How to become a world famous, fabulously successful writer (part 3)

The Right Voice Can Make Your Story Sing!


By Richard H. Weiss
Copyright Richard H. Weiss, 2003
All rights reserved

Gather round. It's story time. Let's read aloud the beginning from Stephen King's book, "The Girl Who Loved Tom Gordon." Listen to his voice:

"The world had teeth and it could bite you with them anytime it wanted. Trisha McFarland discovered this when she was nine years old. At ten o'clock on a morning in early June she was sitting in the back seat of her mother's Dodge Caravan, wearing her blue Red Sox batting practice jersey (the one with 36 GORDON on the back) and playing with Mona, her doll. At 10:30 she was lost in the woods. By 11 she was trying not to be terrified, trying not to let herself think, 'This is serious, this is very serious.' Trying not to think that sometimes when people got lost in the woods they got seriously hurt. Sometimes they died."
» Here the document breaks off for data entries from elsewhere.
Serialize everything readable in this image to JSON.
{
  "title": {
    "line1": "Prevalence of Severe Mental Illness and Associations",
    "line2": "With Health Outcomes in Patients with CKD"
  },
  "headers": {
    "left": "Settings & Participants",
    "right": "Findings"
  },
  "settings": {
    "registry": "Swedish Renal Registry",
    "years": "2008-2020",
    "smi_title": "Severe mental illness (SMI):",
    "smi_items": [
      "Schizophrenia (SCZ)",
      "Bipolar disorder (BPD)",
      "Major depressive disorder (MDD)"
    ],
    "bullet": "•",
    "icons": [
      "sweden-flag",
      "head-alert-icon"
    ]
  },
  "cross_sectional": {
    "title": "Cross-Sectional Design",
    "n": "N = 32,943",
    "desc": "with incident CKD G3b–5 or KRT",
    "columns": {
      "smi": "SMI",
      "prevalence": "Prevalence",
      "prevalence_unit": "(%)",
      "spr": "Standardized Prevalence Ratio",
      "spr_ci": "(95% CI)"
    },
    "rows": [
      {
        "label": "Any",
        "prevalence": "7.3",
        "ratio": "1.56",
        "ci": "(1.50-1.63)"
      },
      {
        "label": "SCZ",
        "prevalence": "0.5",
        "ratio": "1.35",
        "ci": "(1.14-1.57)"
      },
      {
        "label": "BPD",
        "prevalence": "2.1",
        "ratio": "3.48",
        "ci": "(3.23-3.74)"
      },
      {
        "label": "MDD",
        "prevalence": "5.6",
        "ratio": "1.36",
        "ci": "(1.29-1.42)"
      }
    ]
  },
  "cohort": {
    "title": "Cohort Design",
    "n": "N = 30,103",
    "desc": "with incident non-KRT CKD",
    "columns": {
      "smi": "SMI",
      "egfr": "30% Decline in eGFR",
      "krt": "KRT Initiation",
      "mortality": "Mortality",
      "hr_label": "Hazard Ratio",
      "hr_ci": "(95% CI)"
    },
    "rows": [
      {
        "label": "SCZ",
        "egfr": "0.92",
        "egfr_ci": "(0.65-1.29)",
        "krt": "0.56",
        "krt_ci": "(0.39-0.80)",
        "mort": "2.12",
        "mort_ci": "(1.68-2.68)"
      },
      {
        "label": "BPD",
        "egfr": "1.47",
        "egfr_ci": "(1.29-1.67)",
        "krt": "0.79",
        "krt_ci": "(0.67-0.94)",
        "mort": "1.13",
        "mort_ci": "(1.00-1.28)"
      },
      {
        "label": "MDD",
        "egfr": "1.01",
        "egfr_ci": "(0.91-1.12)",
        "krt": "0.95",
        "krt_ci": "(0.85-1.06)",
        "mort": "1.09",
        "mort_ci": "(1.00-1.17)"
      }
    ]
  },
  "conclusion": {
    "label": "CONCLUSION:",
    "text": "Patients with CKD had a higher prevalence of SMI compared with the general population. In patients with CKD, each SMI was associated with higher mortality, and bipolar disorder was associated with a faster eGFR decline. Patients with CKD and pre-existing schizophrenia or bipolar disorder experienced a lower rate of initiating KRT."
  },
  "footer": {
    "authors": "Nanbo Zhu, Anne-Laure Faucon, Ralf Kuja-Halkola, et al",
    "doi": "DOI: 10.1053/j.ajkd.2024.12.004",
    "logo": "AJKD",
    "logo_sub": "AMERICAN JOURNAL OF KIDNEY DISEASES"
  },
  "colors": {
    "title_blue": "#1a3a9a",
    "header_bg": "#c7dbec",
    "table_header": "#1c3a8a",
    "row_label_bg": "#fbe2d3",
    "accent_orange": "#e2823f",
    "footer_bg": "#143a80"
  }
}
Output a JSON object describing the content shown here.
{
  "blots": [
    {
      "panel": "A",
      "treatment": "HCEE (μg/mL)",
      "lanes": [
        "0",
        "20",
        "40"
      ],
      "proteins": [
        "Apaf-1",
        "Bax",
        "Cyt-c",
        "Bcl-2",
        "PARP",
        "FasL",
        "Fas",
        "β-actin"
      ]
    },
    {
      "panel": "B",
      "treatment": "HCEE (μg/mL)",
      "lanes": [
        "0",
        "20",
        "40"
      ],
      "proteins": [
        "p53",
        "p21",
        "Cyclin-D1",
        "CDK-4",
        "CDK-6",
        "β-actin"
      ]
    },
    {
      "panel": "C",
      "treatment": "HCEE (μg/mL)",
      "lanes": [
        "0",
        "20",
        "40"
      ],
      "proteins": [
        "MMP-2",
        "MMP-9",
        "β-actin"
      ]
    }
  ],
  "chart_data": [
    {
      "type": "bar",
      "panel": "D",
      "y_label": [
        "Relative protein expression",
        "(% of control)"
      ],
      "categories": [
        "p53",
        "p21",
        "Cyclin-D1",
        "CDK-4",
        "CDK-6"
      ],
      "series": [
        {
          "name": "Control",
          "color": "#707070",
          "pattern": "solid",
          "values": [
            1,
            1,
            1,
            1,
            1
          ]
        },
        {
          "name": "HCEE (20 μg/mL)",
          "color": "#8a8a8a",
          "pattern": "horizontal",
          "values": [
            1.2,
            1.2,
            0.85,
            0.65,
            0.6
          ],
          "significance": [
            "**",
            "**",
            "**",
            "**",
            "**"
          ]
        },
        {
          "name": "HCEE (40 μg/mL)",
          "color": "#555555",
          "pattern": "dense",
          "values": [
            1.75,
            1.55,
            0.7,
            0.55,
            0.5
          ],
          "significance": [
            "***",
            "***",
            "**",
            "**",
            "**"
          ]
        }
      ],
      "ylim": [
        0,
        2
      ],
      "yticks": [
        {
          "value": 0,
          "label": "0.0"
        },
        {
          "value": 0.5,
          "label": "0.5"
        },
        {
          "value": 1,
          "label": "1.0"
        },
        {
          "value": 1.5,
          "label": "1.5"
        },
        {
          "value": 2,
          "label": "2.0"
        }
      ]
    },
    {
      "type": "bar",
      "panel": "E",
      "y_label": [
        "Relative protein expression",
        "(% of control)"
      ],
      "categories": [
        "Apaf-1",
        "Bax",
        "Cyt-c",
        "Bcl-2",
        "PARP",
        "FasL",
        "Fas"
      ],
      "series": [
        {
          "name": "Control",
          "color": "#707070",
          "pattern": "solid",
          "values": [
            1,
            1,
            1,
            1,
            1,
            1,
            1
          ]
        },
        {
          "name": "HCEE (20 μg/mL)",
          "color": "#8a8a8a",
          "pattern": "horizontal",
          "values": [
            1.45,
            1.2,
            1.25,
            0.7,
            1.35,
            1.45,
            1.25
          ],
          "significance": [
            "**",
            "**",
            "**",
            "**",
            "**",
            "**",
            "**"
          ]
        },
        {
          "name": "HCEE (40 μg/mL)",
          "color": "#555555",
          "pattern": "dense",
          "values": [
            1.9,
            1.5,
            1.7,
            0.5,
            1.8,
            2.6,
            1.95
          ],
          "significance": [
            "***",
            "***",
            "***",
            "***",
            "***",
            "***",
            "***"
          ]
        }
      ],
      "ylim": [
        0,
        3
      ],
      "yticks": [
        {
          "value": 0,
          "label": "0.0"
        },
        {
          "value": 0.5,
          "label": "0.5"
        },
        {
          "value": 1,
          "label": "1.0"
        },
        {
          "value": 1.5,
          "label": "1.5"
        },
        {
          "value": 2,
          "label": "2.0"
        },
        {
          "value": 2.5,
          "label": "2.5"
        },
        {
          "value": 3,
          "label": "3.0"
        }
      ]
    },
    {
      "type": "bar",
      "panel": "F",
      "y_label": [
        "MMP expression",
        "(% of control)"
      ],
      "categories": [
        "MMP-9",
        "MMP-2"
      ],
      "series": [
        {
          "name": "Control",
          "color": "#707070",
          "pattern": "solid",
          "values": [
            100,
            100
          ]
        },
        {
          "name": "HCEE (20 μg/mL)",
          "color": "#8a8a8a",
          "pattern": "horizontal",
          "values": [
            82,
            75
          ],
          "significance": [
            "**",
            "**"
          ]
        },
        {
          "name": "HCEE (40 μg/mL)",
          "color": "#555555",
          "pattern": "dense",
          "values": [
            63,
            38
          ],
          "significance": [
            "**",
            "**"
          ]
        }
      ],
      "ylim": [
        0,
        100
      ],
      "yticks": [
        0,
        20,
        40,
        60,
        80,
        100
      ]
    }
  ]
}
Sounds pretty creepy, doesn't it? Stephen King has a creepy voice. But it's also kind of familiar. It's the voice of a 9-year-old girl who's afraid she might die. King can write out of both sides of his mouth. That's one reason he's a world-famous, fabulously wealthy writer. And we're not . . . not yet.

You've got a writer's voice.

We all do. Your might think of your voice as the way you sound when you're with your friends. You've probably got another voice for your parents and one for your teachers.

Every story needs to have its own voice, depending on the circumstances in the story.

Messing around with your voice is one of the best parts of writing. You may have noticed my voice in this story. It's the sound of a 51-year-old guy trying to sound slightly hip like a teenager. You may have found this kind of engaging. It might also have annoyed you.

"Who does he think he is?" You might have asked yourself. That's a concern when it comes to voice. You don't want your voice to be so obnoxious that your readers get tired of hearing it.

For that reason, many excellent writers have quiet, soothing voices.

E.B. White was like that. His voice is gentle and conversational. Here's his introduction to Stuart Little. Notice, though, that he's writing about something that's wildly absurd:

"When Mrs. Frederick C. Little's second son arrived, everybody noticed that he was not much bigger than a mouse. The truth of the matter was, the baby looked very much like a mouse in every way. He was only about two inches high; and he had a mouse's sharp nose, a mouse's tail, a mouse's whiskers, and the pleasant shy manner of a mouse. Before he was many days old he was not only looking like a mouse but acting like one too - wearing a gray hat and carrying a small cane. Mr. And Mrs. Little named him Stuart and Mr. Little made him a tiny bed out of four clothes pins and a cigarette box."

How does White make his voice so soothing? Well, for one thing, he doesn't use any big words. Nor is he hip.

Notice how he calls Stuart's parents, Mr. and Mrs.? He also uses what we call figures of speech like "The truth of the matter . . . " In that way, White makes us forget - at least for a moment - that people can't have mice for babies. By using everyday language, he makes it sound like the most natural thing in the world.

J.D. Salinger writes in an entirely different voice as he introduces Holden Caulfield in his classic novel "Catcher in the Rye." Here's Holden:

"If you really want to hear about it, the first thing you'll probably want to know is where I was born, and what my lousy childhood was like, and how my parents were occupied and all before they had me, and all that David Copperfield kind of crap, but I don't feel like going into it, if you want to know the truth. In the first place, that stuff bores me, and in the second place, my parents would have about two hemorrhages a piece if I told anything pretty personal about them."

Sound like someone you know? Holden is 16.

You might be interested to know that Salinger wrote this book in 1945 (it was published in 1951). Like eons ago. Ever since, countless authors have been trying to give their young characters the same kind of edgy voice that sounds exactly how kids think and talk.